Nella Sala 3 intitolata Astrazione per sempre, il visitatore può osservare una sequenza di opere che testimoniano il giuramento di fedeltà alla pittura astratta, non più con velleità geometriche, ma già gravida di gesto e materia, una aurora che contiene tutto il linguaggio della sua pittura.
Occupare lo spazio è il titolo della Sala 4, in cui l’invenzione forse tra le più interessanti della sua arte, quella dei Plurimi, si mostra nell’originalità di nuove forme dipinte, legni carichi di materia pittorica e assemblati con cerniere, strane e inquietanti costruzioni che occupano il centro della stanza, pittura che si fa tridimensionale e, deflagrando dalla parete, invade lo spazio.
Nella Sala 5 Lasciare libero il segno, Vedova si svela nell’esercizio del mestiere, nella preparazione dei grandi lavori, nella forza espressiva che anche le opere di piccole dimensioni – molte inedite – acquistano nel suo lavoro: lavori di compiuta, straordinaria vitalità che offrono la possibilità di studiare da vicino il suo processo creativo, l’esuberanza del segno, la simbologia dei colori.
Come se questo dolore fosse insopportabile è il titolo della Sala 6, che riporta il visitatore dentro quel “tragico esistenziale” che ha segnato tutto il percorso di Vedova. Il tragico è una cifra sempre presente nel suo lavoro, che nasce da una sensibilità emotiva che, come carne viva, freme ad ogni contatto con il dramma della vita.

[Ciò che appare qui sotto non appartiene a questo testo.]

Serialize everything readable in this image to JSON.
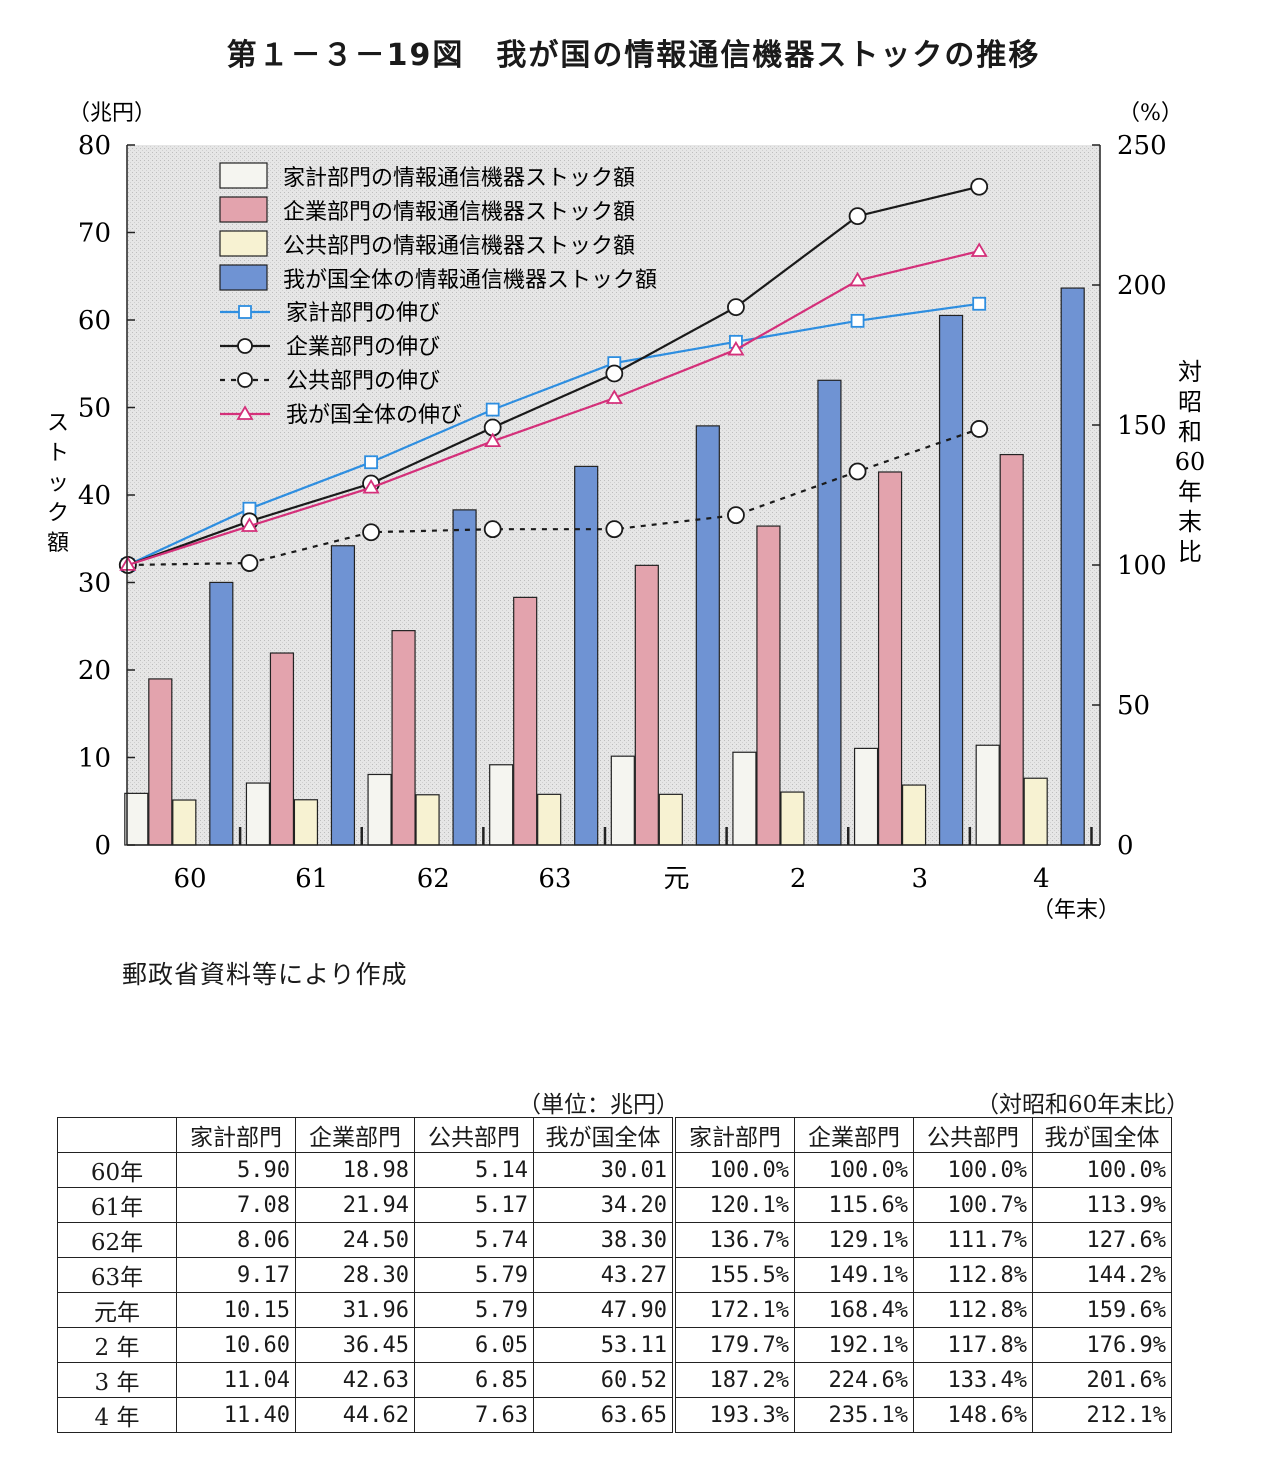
{
  "title": "第１－３－19図　我が国の情報通信機器ストックの推移",
  "source": "郵政省資料等により作成",
  "chart_data": {
    "type": "bar",
    "categories": [
      "60",
      "61",
      "62",
      "63",
      "元",
      "2",
      "3",
      "4"
    ],
    "x_unit": "（年末）",
    "y_left": {
      "unit": "（兆円）",
      "label": "ストック額",
      "min": 0,
      "max": 80,
      "ticks": [
        0,
        10,
        20,
        30,
        40,
        50,
        60,
        70,
        80
      ]
    },
    "y_right": {
      "unit": "（%）",
      "label": "対昭和60年末比",
      "min": 0,
      "max": 250,
      "ticks": [
        0,
        50,
        100,
        150,
        200,
        250
      ]
    },
    "bar_series": [
      {
        "name": "家計部門の情報通信機器ストック額",
        "color": "#f5f5f0",
        "values": [
          5.9,
          7.08,
          8.06,
          9.17,
          10.15,
          10.6,
          11.04,
          11.4
        ]
      },
      {
        "name": "企業部門の情報通信機器ストック額",
        "color": "#e3a3ad",
        "values": [
          18.98,
          21.94,
          24.5,
          28.3,
          31.96,
          36.45,
          42.63,
          44.62
        ]
      },
      {
        "name": "公共部門の情報通信機器ストック額",
        "color": "#f7f2d2",
        "values": [
          5.14,
          5.17,
          5.74,
          5.79,
          5.79,
          6.05,
          6.85,
          7.63
        ]
      },
      {
        "name": "我が国全体の情報通信機器ストック額",
        "color": "#6f93d3",
        "values": [
          30.01,
          34.2,
          38.3,
          43.27,
          47.9,
          53.11,
          60.52,
          63.65
        ]
      }
    ],
    "line_series": [
      {
        "name": "家計部門の伸び",
        "color": "#2e8ee0",
        "marker": "square",
        "dash": false,
        "values": [
          100.0,
          120.1,
          136.7,
          155.5,
          172.1,
          179.7,
          187.2,
          193.3
        ]
      },
      {
        "name": "企業部門の伸び",
        "color": "#1a1a1a",
        "marker": "circle",
        "dash": false,
        "values": [
          100.0,
          115.6,
          129.1,
          149.1,
          168.4,
          192.1,
          224.6,
          235.1
        ]
      },
      {
        "name": "公共部門の伸び",
        "color": "#1a1a1a",
        "marker": "circle",
        "dash": true,
        "values": [
          100.0,
          100.7,
          111.7,
          112.8,
          112.8,
          117.8,
          133.4,
          148.6
        ]
      },
      {
        "name": "我が国全体の伸び",
        "color": "#d4307a",
        "marker": "triangle",
        "dash": false,
        "values": [
          100.0,
          113.9,
          127.6,
          144.2,
          159.6,
          176.9,
          201.6,
          212.1
        ]
      }
    ]
  },
  "table": {
    "unit_left": "（単位：兆円）",
    "unit_right": "（対昭和60年末比）",
    "headers": [
      "家計部門",
      "企業部門",
      "公共部門",
      "我が国全体",
      "家計部門",
      "企業部門",
      "公共部門",
      "我が国全体"
    ],
    "rows": [
      {
        "label": "60年",
        "cells": [
          "5.90",
          "18.98",
          "5.14",
          "30.01",
          "100.0%",
          "100.0%",
          "100.0%",
          "100.0%"
        ]
      },
      {
        "label": "61年",
        "cells": [
          "7.08",
          "21.94",
          "5.17",
          "34.20",
          "120.1%",
          "115.6%",
          "100.7%",
          "113.9%"
        ]
      },
      {
        "label": "62年",
        "cells": [
          "8.06",
          "24.50",
          "5.74",
          "38.30",
          "136.7%",
          "129.1%",
          "111.7%",
          "127.6%"
        ]
      },
      {
        "label": "63年",
        "cells": [
          "9.17",
          "28.30",
          "5.79",
          "43.27",
          "155.5%",
          "149.1%",
          "112.8%",
          "144.2%"
        ]
      },
      {
        "label": "元年",
        "cells": [
          "10.15",
          "31.96",
          "5.79",
          "47.90",
          "172.1%",
          "168.4%",
          "112.8%",
          "159.6%"
        ]
      },
      {
        "label": "2 年",
        "cells": [
          "10.60",
          "36.45",
          "6.05",
          "53.11",
          "179.7%",
          "192.1%",
          "117.8%",
          "176.9%"
        ]
      },
      {
        "label": "3 年",
        "cells": [
          "11.04",
          "42.63",
          "6.85",
          "60.52",
          "187.2%",
          "224.6%",
          "133.4%",
          "201.6%"
        ]
      },
      {
        "label": "4 年",
        "cells": [
          "11.40",
          "44.62",
          "7.63",
          "63.65",
          "193.3%",
          "235.1%",
          "148.6%",
          "212.1%"
        ]
      }
    ]
  }
}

Intitolata Vertigine Piranesi la Sala 7, accoglie il visitatore con tre opere magistrali dei primi anni Ottanta, dove la pittura si fa architettura di forme allucinate, urti della materia rosso sangue solcata da neri in netto contrasto, tagli e sporgenze, sciabolate di pasta cromatica che sembrano rievocare, in una subliminale esplorazione della memoria, le Carceri di Piranesi, un altro veneziano al pari suo aperto agli inganni della visione.
Circolare infinito è il titolo della Sala 8, tre grandi Tondi disallineati al centro della stanza mostrano, nell’impavido confronto con una delle più sacre forme geometriche della storia dell’arte, il cerchio appunto, l’irriverenza inquieta e geniale di un artista che ha sempre sfidato se stesso.
Nato a Venezia nel 1919, Emilio Vedova è stato un artista autodidatta, profondamente legato alla sua città e al fermento culturale del suo tempo. Antifascista e militante della Resistenza, ha sempre intrecciato la sua arte con un impegno civile appassionato. Le sue opere sono un’esplosione di forza, gesto e colore, che attraversano i confini della tela per invadere lo spazio. Ha sempre dimostrato una straordinaria capacità di trasformare il dramma e l’intensità della vita in arte.